General comment: Data on the safety of testosterone use in women are derived from trials up to 2 years. Data on the use of testosterone for HSDD in perimenopausal women and women with premature ovarian insufficiency are needed. Low-dose transdermal testosterone products designed specifically for use by women are available in very few countries and the use by women of products designed for men is off-label.

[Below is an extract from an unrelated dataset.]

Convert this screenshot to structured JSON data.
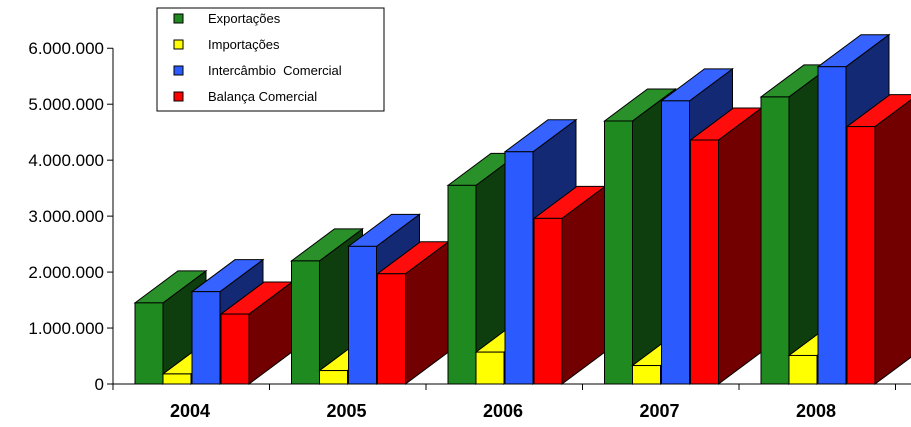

A Cochrane review «Scheffers CS, Armstrong S, Cantineau AE, ym. Dehyd...»2 assessed the effectiveness and safety of dehydroepiandrostendione (DHEA) in menopausal women. A total of 28 randomized controlled trials with a total of 1273 participants were included in the review. 24 trials investigated DHEA versus control (placebo or no treatment) and 14 provided data on quality of life or wellbeing. Over 95% of the study populations were postmenopausal women aged 36 to 80 years. In more than 80% of the trials DHEA was administered orally with the daily doses varying between 10 mg and 1600 mg. Primary outcomes of interest were changes in quality of life and general wellbeing as assessed with different questionnaires, and adverse effects. Sexual function was assessed as a secondary outcome and data for this were available from 8 studies. Treatment with DHEA did not improve quality of life compared to placebo (standardized mean difference [SMD] 0.16, 95%CI -0.03 to 0.34; 8 studies, 287, I2 0%), whereas androgenic side effects (mainly acne) occurred in 15% of the women on DHEA versus <3% of women on placebo (OR 3.77, 95% CI 1.36 to 10.40, 5 studies, 376 women, I2 10%. Treatment with DHEA was found to improve sexual function (SMD 0.31, 95% CI 0.07 to 0.55, P = 0.01, 5 studies, 261 women, I2 0%). This improvement, however, was deemed minimal.
Comment: The quality of data in the reviewed studies was low or moderate with several risks of bias.